Diese Passage ist nach Ansicht der Zentralstelle für Recht und Schutz der Kriegsdienstverweigerer ais Gewissensgründen (KDV) entscheidend für die Zukunft. Anders noch als vor zwei Jahren, als das Verfassungsgericht die Entscheidung an den Bundestag zurück verwiesen hatte, sei das Gericht offenbar gewillt, die Verfassungsmäßigkeit der Wehrpflicht zu überprüfen, sagte KDV-Geschäftsführer Peter Tobiassen am Donnerstag. Die Politik sollte rasch reagieren und den Ausstieg aus der Wehrpflicht einleiten.

Auch für die FDP ist die Karlsruher Entscheidung ein Warnsignal. Eine "politische Entscheidung" zur Wehrpflicht sei überfällig, betonte der FDP-Sicherheitsexperte Günther Nolting. Da von Wehrgerechtigkeit "keine Spur" mehr sei, müsse die "Wehrverfassung aus der Zeit des Kalten Krieges" endlich abgeschafft werden.

Der Beschwerdeführer hatte auch auf die Aufsehen erregende Entscheidung des Kölner Verwaltungsgerichts verwiesen, das Ende April die derzeitige Einberufungspraxis als rechtswidrig bewertet hatte.

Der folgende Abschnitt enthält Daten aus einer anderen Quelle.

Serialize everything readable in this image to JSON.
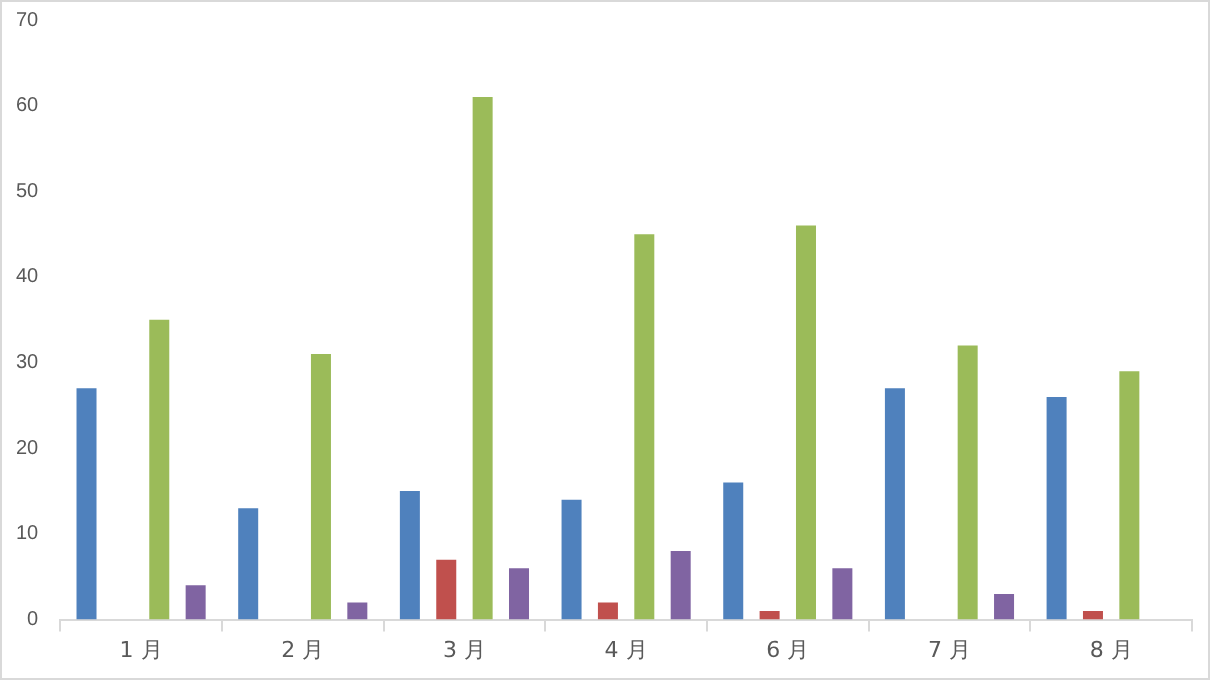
{
  "chart_data": {
    "type": "bar",
    "categories": [
      "1 月",
      "2 月",
      "3 月",
      "4 月",
      "6 月",
      "7 月",
      "8 月"
    ],
    "series": [
      {
        "color": "#4f81bd",
        "values": [
          27,
          13,
          15,
          14,
          16,
          27,
          26
        ]
      },
      {
        "color": "#c0504d",
        "values": [
          null,
          null,
          7,
          2,
          1,
          null,
          1
        ]
      },
      {
        "color": "#9bbb59",
        "values": [
          35,
          31,
          61,
          45,
          46,
          32,
          29
        ]
      },
      {
        "color": "#8064a2",
        "values": [
          4,
          2,
          6,
          8,
          6,
          3,
          null
        ]
      }
    ],
    "ylim": [
      0,
      70
    ],
    "yticks": [
      0,
      10,
      20,
      30,
      40,
      50,
      60,
      70
    ],
    "grid": false,
    "legend": false
  }
}
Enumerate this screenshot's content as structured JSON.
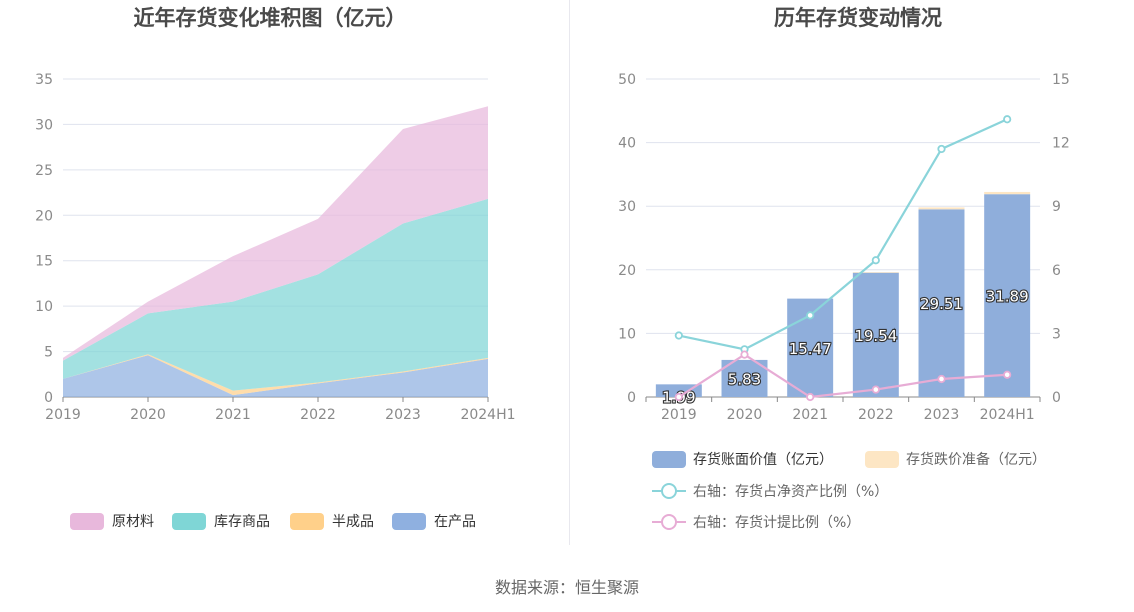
{
  "source_label": "数据来源：恒生聚源",
  "colors": {
    "raw_material": "#e8b8dc",
    "stock_goods": "#7fd6d6",
    "semi_finished": "#ffd08a",
    "in_process": "#8fb0e0",
    "book_value_bar": "#8faedb",
    "impairment_bar": "#fde6c4",
    "ratio_net_assets_line": "#8ad4da",
    "ratio_provision_line": "#e7acd5",
    "grid": "#dfe3ee",
    "axis": "#888888"
  },
  "chart_data": [
    {
      "type": "area",
      "stacked": true,
      "title": "近年存货变化堆积图（亿元）",
      "categories": [
        "2019",
        "2020",
        "2021",
        "2022",
        "2023",
        "2024H1"
      ],
      "ylim": [
        0,
        35
      ],
      "yticks": [
        "0",
        "5",
        "10",
        "15",
        "20",
        "25",
        "30",
        "35"
      ],
      "grid": true,
      "legend_position": "bottom",
      "series": [
        {
          "name": "在产品",
          "color_key": "in_process",
          "values": [
            2.0,
            4.6,
            0.2,
            1.5,
            2.7,
            4.2
          ]
        },
        {
          "name": "半成品",
          "color_key": "semi_finished",
          "values": [
            0.0,
            0.1,
            0.5,
            0.1,
            0.1,
            0.1
          ]
        },
        {
          "name": "库存商品",
          "color_key": "stock_goods",
          "values": [
            2.0,
            4.5,
            9.8,
            11.9,
            16.3,
            17.5
          ]
        },
        {
          "name": "原材料",
          "color_key": "raw_material",
          "values": [
            0.3,
            1.3,
            5.0,
            6.1,
            10.4,
            10.2
          ]
        }
      ],
      "legend_order": [
        "原材料",
        "库存商品",
        "半成品",
        "在产品"
      ]
    },
    {
      "type": "bar",
      "title": "历年存货变动情况",
      "categories": [
        "2019",
        "2020",
        "2021",
        "2022",
        "2023",
        "2024H1"
      ],
      "ylim_left": [
        0,
        50
      ],
      "yticks_left": [
        "0",
        "10",
        "20",
        "30",
        "40",
        "50"
      ],
      "ylim_right": [
        0,
        15
      ],
      "yticks_right": [
        "0",
        "3",
        "6",
        "9",
        "12",
        "15"
      ],
      "grid": true,
      "legend_position": "bottom",
      "series": [
        {
          "name": "存货账面价值（亿元）",
          "kind": "bar",
          "color_key": "book_value_bar",
          "values": [
            1.99,
            5.83,
            15.47,
            19.54,
            29.51,
            31.89
          ],
          "labels": [
            "1.99",
            "5.83",
            "15.47",
            "19.54",
            "29.51",
            "31.89"
          ]
        },
        {
          "name": "存货跌价准备（亿元）",
          "kind": "bar-stack",
          "color_key": "impairment_bar",
          "values": [
            0.0,
            0.0,
            0.0,
            0.1,
            0.3,
            0.35
          ]
        },
        {
          "name": "右轴：存货占净资产比例（%）",
          "kind": "line",
          "axis": "right",
          "color_key": "ratio_net_assets_line",
          "values": [
            2.9,
            2.25,
            3.85,
            6.45,
            11.7,
            13.1
          ]
        },
        {
          "name": "右轴：存货计提比例（%）",
          "kind": "line",
          "axis": "right",
          "color_key": "ratio_provision_line",
          "values": [
            0.0,
            2.0,
            0.0,
            0.35,
            0.85,
            1.05
          ]
        }
      ]
    }
  ]
}
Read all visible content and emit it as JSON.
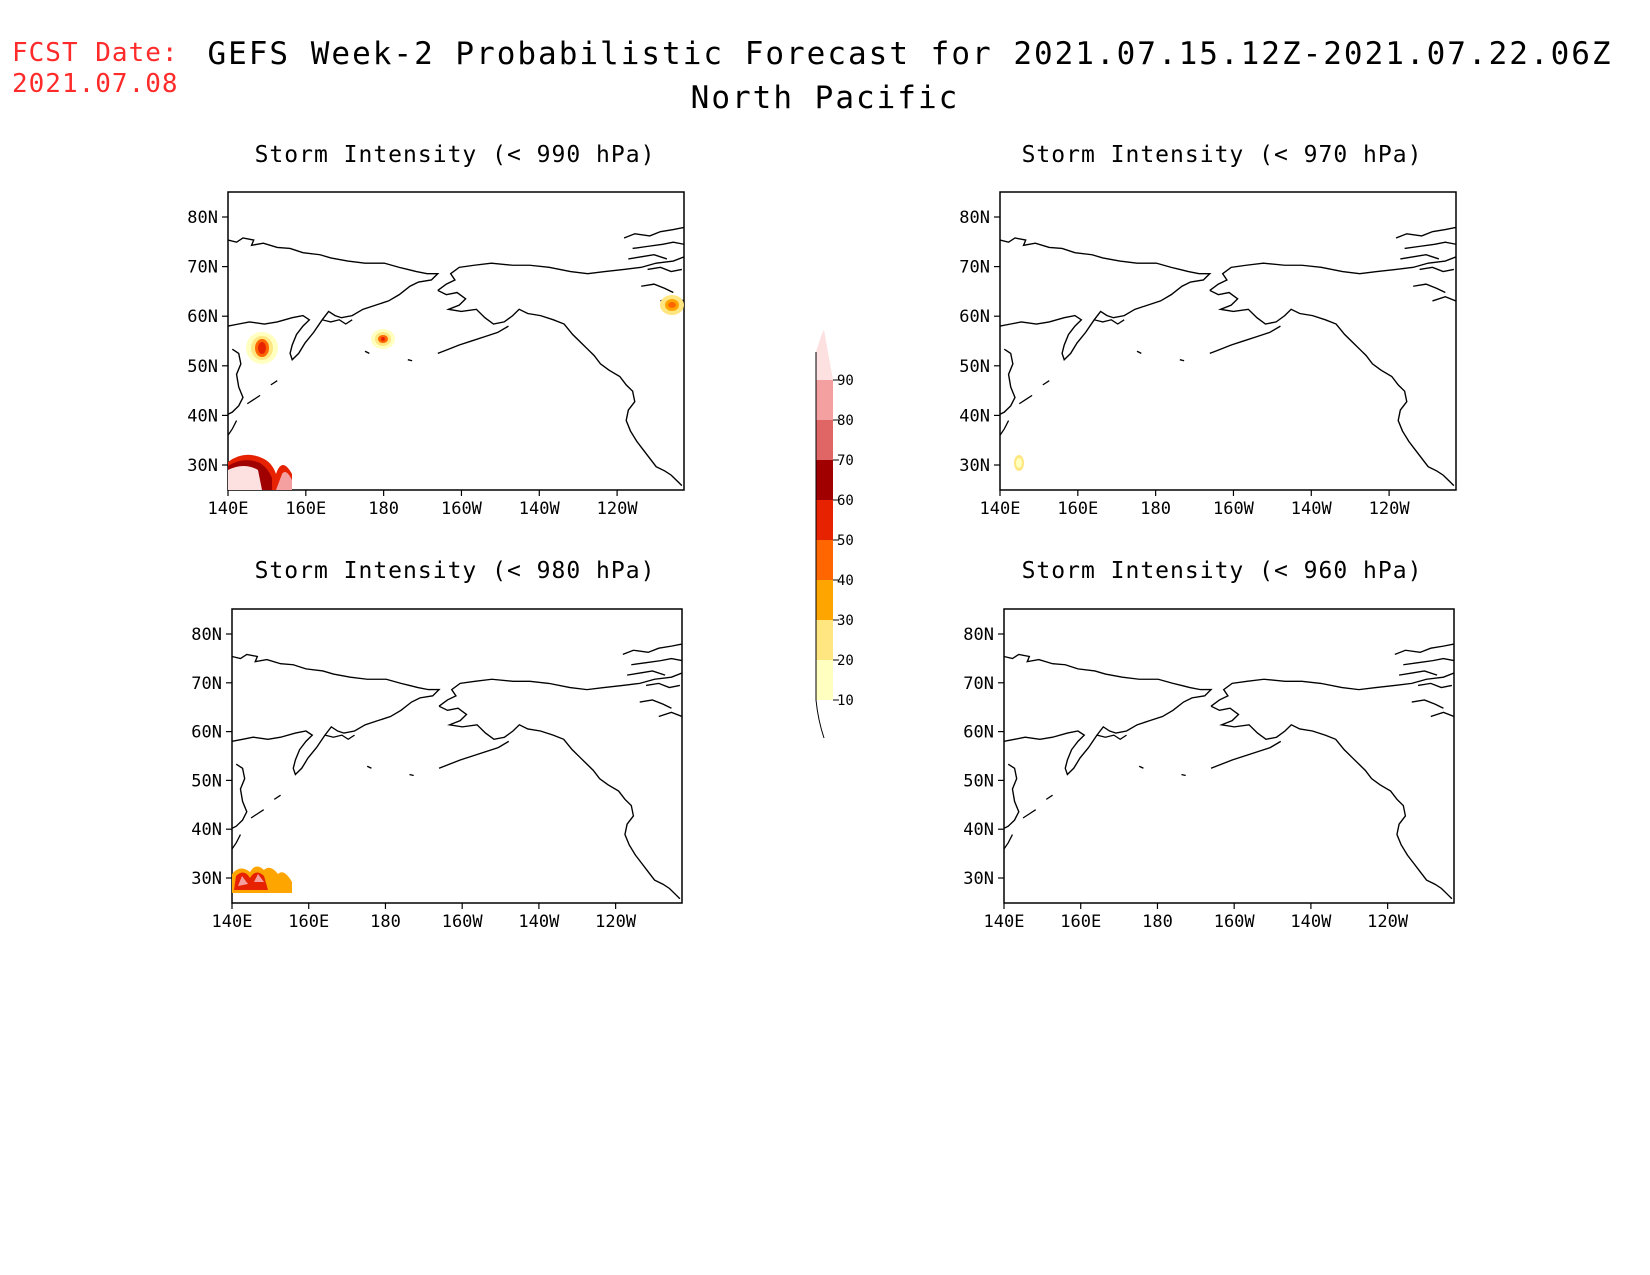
{
  "header": {
    "fcst_label": "FCST Date:",
    "fcst_date": "2021.07.08",
    "title_line1": "GEFS Week-2 Probabilistic Forecast for 2021.07.15.12Z-2021.07.22.06Z",
    "title_line2": "North Pacific"
  },
  "panels": [
    {
      "title": "Storm Intensity (< 990 hPa)"
    },
    {
      "title": "Storm Intensity (< 970 hPa)"
    },
    {
      "title": "Storm Intensity (< 980 hPa)"
    },
    {
      "title": "Storm Intensity (< 960 hPa)"
    }
  ],
  "axes": {
    "lat_ticks": [
      "80N",
      "70N",
      "60N",
      "50N",
      "40N",
      "30N"
    ],
    "lon_ticks": [
      "140E",
      "160E",
      "180",
      "160W",
      "140W",
      "120W"
    ]
  },
  "colorbar": {
    "levels": [
      "10",
      "20",
      "30",
      "40",
      "50",
      "60",
      "70",
      "80",
      "90"
    ],
    "colors": [
      "#ffffc0",
      "#ffe680",
      "#ffa500",
      "#ff6600",
      "#e62200",
      "#a00000",
      "#e06666",
      "#f4a0a0",
      "#fde0e0"
    ]
  }
}
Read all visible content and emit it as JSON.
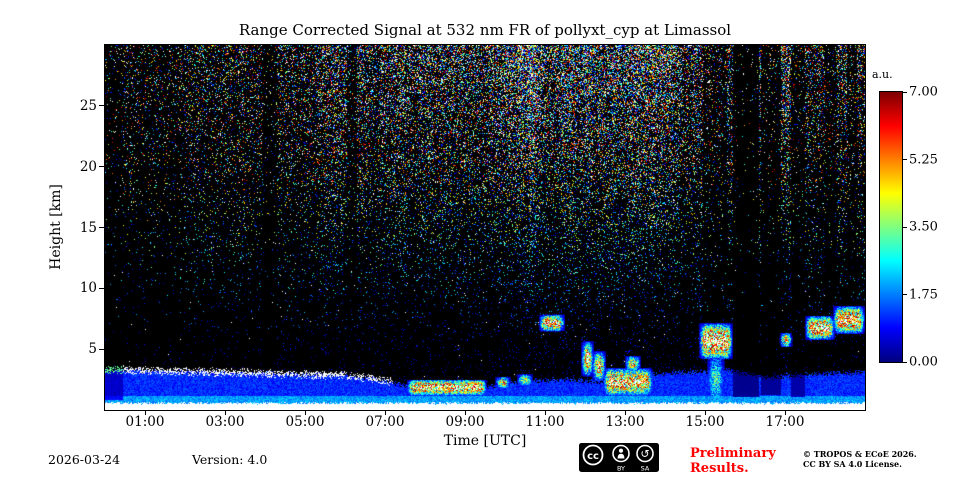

Nach der Kölner Entscheidung können sich faktisch alle Wehrpflichtigen problemlos dem Dienst fürs Vaterland entziehen, wenn sie nur langfristig genug planen und rechtzeitig umziehen: Im Bereich des Verwaltungsgerichts Köln sind Einberufungen praktisch nicht mehr möglich. Aber auch Kriegsdienst-Unwillige aus andere, die nicht umziehen wollen, könnten Glück haben: Angeblich wird derzeit niemand mehr einberufen, der rechtzeitig dagegen protestiert. Die Bundeswehr hat ja schließlich genug Auswahl.